Подошла вторая водовозка, шофер, хлопнул дверцей, забрался на бочку и открыл люки. Мы снова организовались, как говорил прапорщик, и зазвенели пустыми ведрами. Пошла вода по цепочке. Было жалко ее проливать, вкусную, не хлорированную, как в полку. А флейтист снова завелся. Кажется, он издевался. Женька Турыгин уже начал выходить из себя. «Припечатать разок, чтоб схавал дудку». — «Не схавал, а ску-у-шал», — тут же поправили его. Засмеялись. Это было наше фольклорное. Прапорщик Мырзя, молдаванин, очень не любил, когда коверкали великий и могучий русский язык и всегда всех поправлял. Он уже кушал виноград и водочку в Кишиневе, недавно уволился. «Да, ладно, пусть поприкалывается».

На втором перекуре я спросил у Шурика чеков. Деньги мы носили с собой, это понятно. Выгоревшие белые брови поползли на узком кофейном личике, синие глаза округлились. «Зачем, Ермак?» Кишлак был мал, беден, здесь даже не было дукана. «Надо». Получив чеки и прибавив свои, я протянул их музыканту. Ребята заржали. «Чего, Ермак, песню заказываешь?» — «Правильно, чтоб молчал». — «Давай Антонова!» — «Миллион алых роз!». Антонов у нас был культовым исполнителем. Песня «Крыша дома твоего» — не только звучала из открытых окон офицерских модулей, но и крутилась у каждого в голове. Разбуди любого беспросветной глухой липкой ночью и, как пароль, напой начало любого куплета — тут же услышишь ответ: то грусть не значит ничего, когда ты знаешь, что под солнцем… ла-ла-ла-ла.

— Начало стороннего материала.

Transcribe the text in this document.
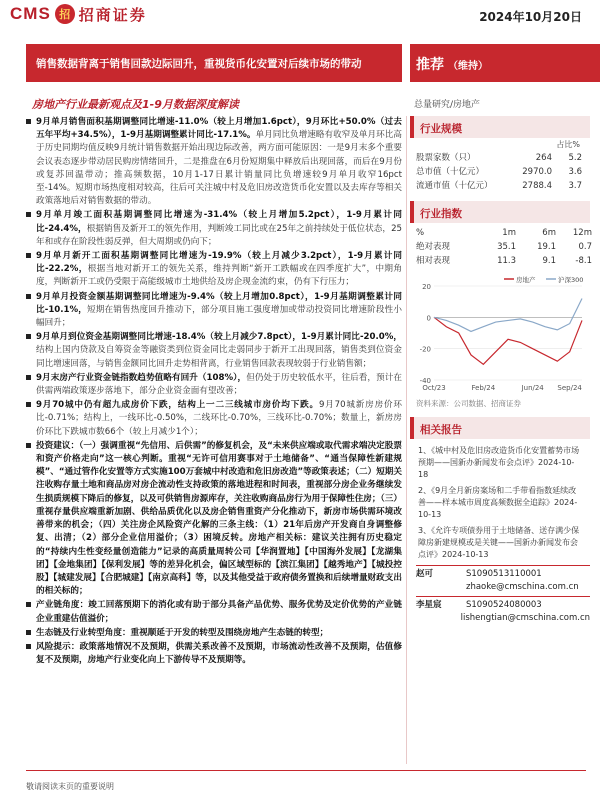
CMS 招 招商证券	2024年10月20日
销售数据背离于销售回款边际回升，重视货币化安置对后续市场的带动	推荐 （维持）
房地产行业最新观点及1-9月数据深度解读	总量研究/房地产
9月单月销售面积基期调整同比增速-11.0%（较上月增加1.6pct），9月环比+50.0%（过去五年平均+34.5%），1-9月基期调整累计同比-17.1%。单月同比负增速略有收窄及单月环比高于历史同期均值反映9月统计销售数据开始出现边际改善，两方面可能原因：一是9月末多个重要会议表态逐步带动居民购房情绪回升，二是推盘在6月份短期集中释放后出现回落，而后在9月份或复苏回温带动；推高频数据，10月1-17日累计销量同比负增速较9月单月收窄16pct至-14%。短期市场热度相对较高，往后可关注城中村及危旧房改造货币化安置以及去库存等相关政策落地后对销售数据的带动。
9月单月竣工面积基期调整同比增速为-31.4%（较上月增加5.2pct），1-9月累计同比-24.4%，根据销售及新开工的领先作用，判断竣工同比或在25年之前持续处于低位状态，25年和或存在阶段性弱反弹，但大周期或仍向下；
9月单月新开工面积基期调整同比增速为-19.9%（较上月减少3.2pct），1-9月累计同比-22.2%，根据当地对新开工的领先关系，维持判断“新开工跌幅或在四季度扩大”，中期角度，判断新开工或仍受限于高能级城市土地供给及房企现金流约束，仍有下行压力；
9月单月投资金额基期调整同比增速为-9.4%（较上月增加0.8pct），1-9月基期调整累计同比-10.1%，短期在销售热度回升推动下，部分项目施工强度增加或带动投资同比增速阶段性小幅回升；
9月单月到位资金基期调整同比增速-18.4%（较上月减少7.8pct），1-9月累计同比-20.0%，结构上国内贷款及自筹资金等融资类到位资金同比走弱同步于新开工出现回落，销售类到位资金同比增速回落，与销售金额同比回升走势相背离，行业销售回款表现较弱于行业销售额；
9月末房产行业资金链指数趋势值略有回升（108%），但仍处于历史较低水平，往后看，预计在供需两端政策逐步落地下，部分企业资金面有望改善；
9月70城中仍有超九成房价下跌，结构上一二三线城市房价均下跌。9月70城新房房价环比-0.71%；结构上，一线环比-0.50%，二线环比-0.70%，三线环比-0.70%；数量上，新房房价环比下跌城市数66个（较上月减少1个）；
投资建议：（一）强调重视“先信用、后供需”的修复机会，及“未来供应端或取代需求端决定股票和资产价格走向”这一核心判断。重视“无许可信用赛事对于土地储备”、“通当保障性新建规模”、“通过管作化安置等方式实施100万套城中村改造和危旧房改造”等政策表述；（二）短期关注收购存量土地和商品房对房企流动性支持政策的落地进程和时间表，重视部分房企业务继续发生损质规模下降后的修复，以及可供销售房源库存，关注收购商品房行为用于保障性住房；（三）重视存量供应端重新加剧、供给品质优化以及房企销售重资产分化推动下，新房市场供需环境改善带来的机会；（四）关注房企风险资产化解的三条主线：（1）21年后房产开发商自身调整修复、出清；（2）部分企业信用溢价；（3）困境反转。房地产相关标：建议关注拥有历史稳定的“持续内生性变经量创造能力”记录的高质量周转公司【华润置地】【中国海外发展】【龙湖集团】【金地集团】【保利发展】等的差异化机会，偏区域型标的【滨江集团】【越秀地产】【城投控股】【城建发展】【合肥城建】【南京高科】等，以及其他受益于政府债务置换和后续增量财政支出的相关标的；
产业链角度：竣工回落预期下的消化或有助于部分具备产品优势、服务优势及定价优势的产业链企业重建估值溢价；
生态链及行业转型角度：重视顺延于开发的转型及围绕房地产生态链的转型；
风险提示：政策落地情况不及预期，供需关系改善不及预期，市场流动性改善不及预期，估值修复不及预期，房地产行业变化向上下游传导不及预期等。
行业规模
占比%
股票家数（只）	264	5.2
总市值（十亿元）	2970.0	3.6
流通市值（十亿元）	2788.4	3.7
行业指数
%	1m	6m	12m
绝对表现	35.1	19.1	0.7
相对表现	11.3	9.1	-8.1
20
0
-20
-40
Oct/23	Feb/24	Jun/24 Sep/24
房地产	沪深300
资料来源：公司数据、招商证券
相关报告
1、《城中村及危旧房改造货币化安置蓄势市场预期——国新办新闻发布会点评》2024-10-18
2、《9月全月新房案场和二手带看指数延续改善——样本城市周度高频数据全追踪》2024-10-13
3、《允许专项债券用于土地储备、送存满少保障房新建规模或是关键——国新办新闻发布会点评》2024-10-13
赵可	S1090513110001
zhaoke@cmschina.com.cn
李星宸	S1090524080003
lishengtian@cmschina.com.cn
敬请阅读末页的重要说明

Бача возвел на меня черные глаза. Я показал ему — не все сразу — чеки Внешпосылторга, они были в ходу у дуканщиков. Чеки, сказал я. Флейтист молчал, смотрел внимательно на меня. Продай, сказал я. Я добавил пару бумажек. Друзья флейтиста, толкая другу друга, окружили нас. Глаза их сверкали и горели. Они что-то выкрикивали флейтисту. Но тот, казалось, никого не слышал. Я прибавил еще пару бумажек. Это была хорошая сумма, получка солдата за месяц. Бачата уже орали что-то хором. И я еще приложил чеков. Мальчишка покачал головой. Больше у меня не было денег. Да и дело не в них, уже понял я.

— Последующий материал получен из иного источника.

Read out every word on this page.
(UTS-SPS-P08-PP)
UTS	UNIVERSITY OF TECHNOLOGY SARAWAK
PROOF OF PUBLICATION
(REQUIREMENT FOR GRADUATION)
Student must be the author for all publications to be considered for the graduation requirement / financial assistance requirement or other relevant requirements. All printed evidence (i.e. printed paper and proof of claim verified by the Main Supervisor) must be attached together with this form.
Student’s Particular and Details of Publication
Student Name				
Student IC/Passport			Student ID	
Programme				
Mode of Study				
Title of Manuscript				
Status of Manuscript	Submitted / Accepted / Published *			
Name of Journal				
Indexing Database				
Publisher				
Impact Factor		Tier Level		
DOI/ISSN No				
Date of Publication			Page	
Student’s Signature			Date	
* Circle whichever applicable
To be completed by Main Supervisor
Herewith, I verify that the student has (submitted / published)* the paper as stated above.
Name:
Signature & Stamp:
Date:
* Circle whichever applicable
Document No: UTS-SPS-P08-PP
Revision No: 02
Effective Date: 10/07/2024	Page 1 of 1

«Ермак, вон наши флейты!» Ребята показывали на минные поля, за которыми торчали дула наших гаубиц. «Перегрелся?.. Будешь нас мучить?» Ну и все в таком духе. Я отвечал, что хочу привезти флейту дочке, пусть играет. «Ага, гляди, сразу и заиграет!». Дочке было полгода, когда я уходил в армию. Сейчас уже исполнилось полтора. Вернусь, и ей будет уже два с половиной. Мне казалось, что это много. Там у нас у всех было другое летосчисление. День как месяц. Или два.

Не получилось. Старцы задумчиво смотрели на меня. Бачата галдели, ребята смеялись.

Водокачку наладили, мы перестали ездить в кишлак. Но мысль о флейте не оставляла меня, и я надеялся, что где-нибудь найду флейту. Это будет лучший подарок, и дочери, и мне.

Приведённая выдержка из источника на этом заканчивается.